In the past two years much has changed. Although he is still trying to enlist Democrats in the good fight, he admits that he was wrong about Iraq in several ways. One, of course, was the failure to find weapons of mass destruction, but the other, more importantly, was the failure to realize the limits of American power and legitimacy. Borrowing from Rheinhold Niebuhr, he now believes we would do well with a little humility.

That said, Beinart still believes that liberals are uniquely equipped to fight global jihad. He supports his argument by drawing on the Cold War era and the Truman administration. Centrist liberals from the Americans for Democratic Action (ADA) rejected communists and communist sympathizers at home as well as abroad. They set the Democratic Party on a centrist path and became mentors and supporters of the Truman administration. The policies of deterrence and containment advocated by Dean Acheson, George Marshall, George Kennan, and Paul Nitze served this country well up until the presidency of JFK.

In his potted history of this period, Beinart is trying to draw parallels between the fight against communist totalitarianism and today's Islamist jihad. There are, however, important differences. Osama Bin Laden is no Josef Stalin. Providing support for loosely connected cells of terrorists is much different than commanding the government of the Soviet Union and its nuclear equipped army. Moreover, demonizing communism in the 50's and 60's was one thing, but demonizing Islamist jihad, and by extension Islam, one runs the risk of inflaming a clash of civilizations that is already in danger of becoming full-blown.

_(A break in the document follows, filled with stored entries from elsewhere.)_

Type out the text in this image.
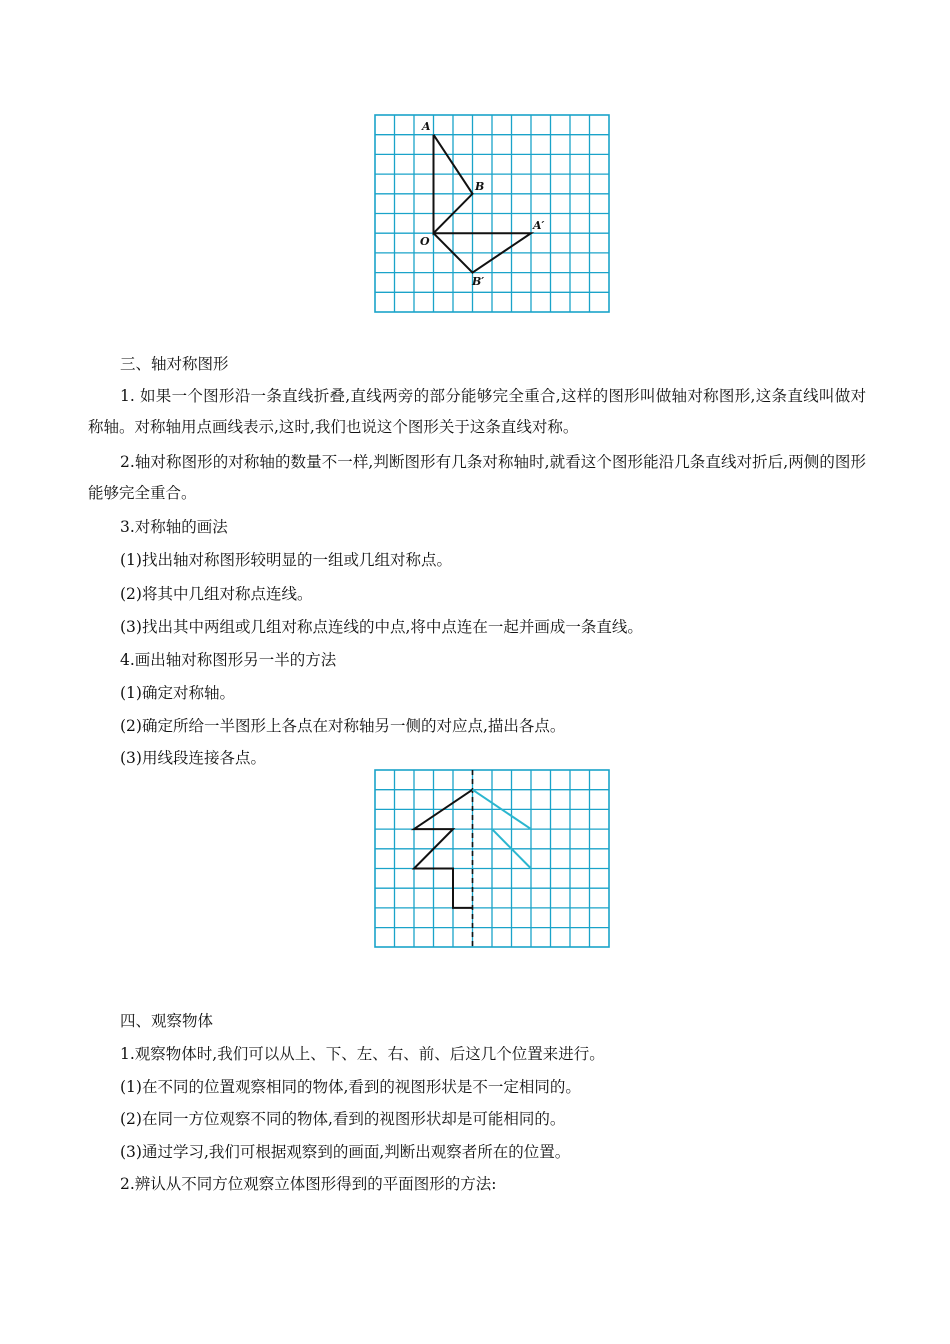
A
B
O
A′
B′
三、轴对称图形
1. 如果一个图形沿一条直线折叠,直线两旁的部分能够完全重合,这样的图形叫做轴对称图形,这条直线叫做对称轴。对称轴用点画线表示,这时,我们也说这个图形关于这条直线对称。
2.轴对称图形的对称轴的数量不一样,判断图形有几条对称轴时,就看这个图形能沿几条直线对折后,两侧的图形能够完全重合。
3.对称轴的画法
(1)找出轴对称图形较明显的一组或几组对称点。
(2)将其中几组对称点连线。
(3)找出其中两组或几组对称点连线的中点,将中点连在一起并画成一条直线。
4.画出轴对称图形另一半的方法
(1)确定对称轴。
(2)确定所给一半图形上各点在对称轴另一侧的对应点,描出各点。
(3)用线段连接各点。
四、观察物体
1.观察物体时,我们可以从上、下、左、右、前、后这几个位置来进行。
(1)在不同的位置观察相同的物体,看到的视图形状是不一定相同的。
(2)在同一方位观察不同的物体,看到的视图形状却是可能相同的。
(3)通过学习,我们可根据观察到的画面,判断出观察者所在的位置。
2.辨认从不同方位观察立体图形得到的平面图形的方法:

Even the Bush administration is tactful enough to call it simply a war on terror.

Fact of the matter is, Beinart doesn't need to draw on the Cold War era and the Truman administration. (Bush has already done that.) He should be paying more attention to Francis Fukuyama's latest book "America at the Crossroads." Fukuyama like Beinart agrees that the war on terror must be fought more agressively and more intelligently. And, if it is to be successful, it must be done multilaterally and through international institutions.

In the current chastened environment, Beinart is correct in noting that humility is in order. He tells us that when America recognizes that it too is capable of evil it will then be in a better position to determine the fates of others. This is why he believes Democrats will be better able to fight the good as opposed Republicans who believe in American infallibility and who confuse American interests with universal values. It's time to start leading more by example and consensus than by force, more by negotiation and less by confrontation. This will be the tone of the next administration whether it is Democratic or Republican.